Ces jeunes ont des promesses d’embauche multiples en sortie de formation qui ne peuvent être honorées. Je rappelle que les mineur·e·s étranger·e·s ont droit au séjour et à l’aide sociale à l’enfance et que lorsque le diplôme et l’intégration dans l’entreprise est réussie, il est tout bonnement absurde de les renvoyer à leur majorité et contre leur gré, alors qu’ils et elles sont parfaitement inséré·e·s, y compris professionnellement, et ce depuis des années.

Et dans la réalité d’ailleurs, ils et elles ne sont pas expulsé·e·s du pays. Simplement, on leur hôte le droit de vivre de leur travail, d’avoir les moyens d’avoir un logement. Ce qui est autrement plus subtil et destructeur. Car ces ruptures peuvent créer des situations de sans-abrisme et d’errance. C’est une réalité dont témoignent les associations de solidarité qui œuvrent dans la ville de Brest et nos équipes au CCAS.

Ces ruptures de parcours ne concernent pas que les jeunes mais aussi des travailleurs ou travailleuses salarié·e·s étranger·e·s plus âgé.e·s qui cotisent depuis des années, à qui d’un coup on refuse un renouvellement de titre de séjour ou à qui on tarde à l’accorder. Plongeant au passage entreprises employeuses dans l’obligation de mettre fin au contrat de travail ou de courir des marathons administratifs avec l’insécurité juridique qui va avec.

Mais parallèlement, on voit de la main-d’oeuvre étrangère appelée en secours, qui vient de loin, pour des activités en tension, alors que des personnes sont déjà prêtes sur notre territoire à travailler et pour du long terme.

C’est un système qui à notre sens, marche sur la tête.

Et certaines entreprises de notre territoire prennent des risques pour assurer la continuité de leur activité. Pour rappel, c’est 15 000 euros d’amende et 5 ans de prison pour un·e patron·ne qui embauche un travailleur irrégulier en connaissance de cause.
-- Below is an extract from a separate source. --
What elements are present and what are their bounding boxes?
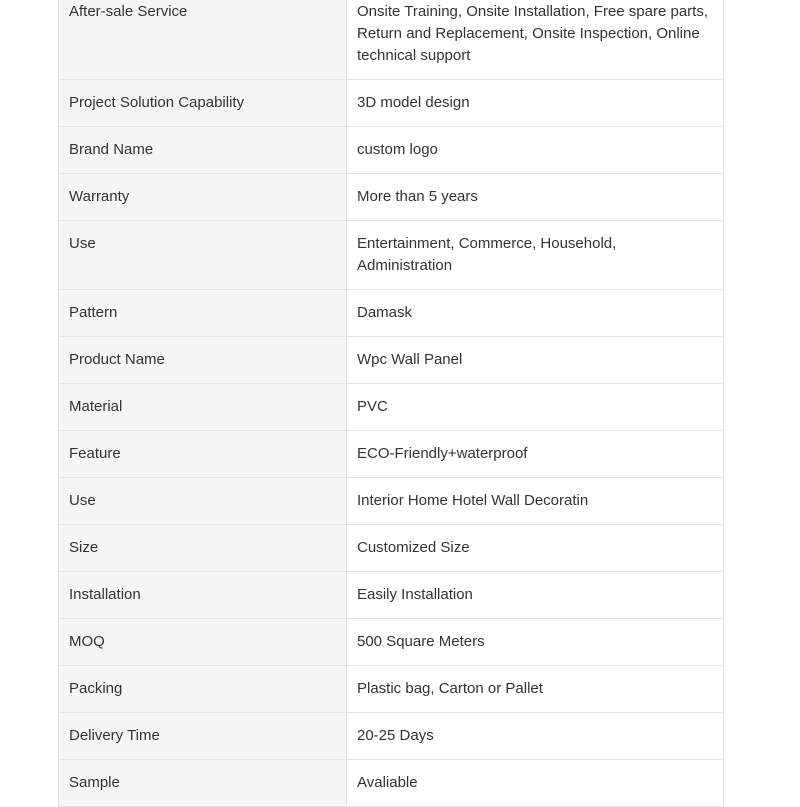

Alors, avec les associations brestoises et en appui aux entreprises concernées qui ont exprimé leur désarroi et continuent de l’exprimer, nous appelons l’Etat et les parlementaires qui feront la future loi immigration annoncée pour début 2023 à ne plus interrompre l’insertion des jeunes en apprentissage qui ont été formé·e·s par nos écoles à Brest et qui travaillent dans les entreprises du territoire qui en ont besoin.

Cette jeunesse mérite notre soutien, notre humanité et nous en avons besoin, car notre pays vieillit et nous le savons.

Nous appelons à mieux sécuriser l’entreprise dans ses démarches de continuité d’activité avec des salarié·e·s étranger·e·s qu’elles ont légalement recruté·e·s, à sécuriser l’insertion professionnelle lorsqu’elle est réussie et nécessaire, à davantage systématiser l’autorisation de travail lorsque l’administration met des mois et des mois à examiner des dossiers et à donner une réponse, et enfin à simplifier les démarches pour l’entreprise qui sont à ce jour très compliquées.

Il devient vraiment urgent de remettre un peu de contact humain derrière des plateformes internet et des démarches en ligne. Et cela serait utile d’ailleurs pour beaucoup de services publics et pas seulement pour des gens en fracture numérique. Voilà qui seraient de bonnes pistes de progrès dans l’intérêt de notre territoire.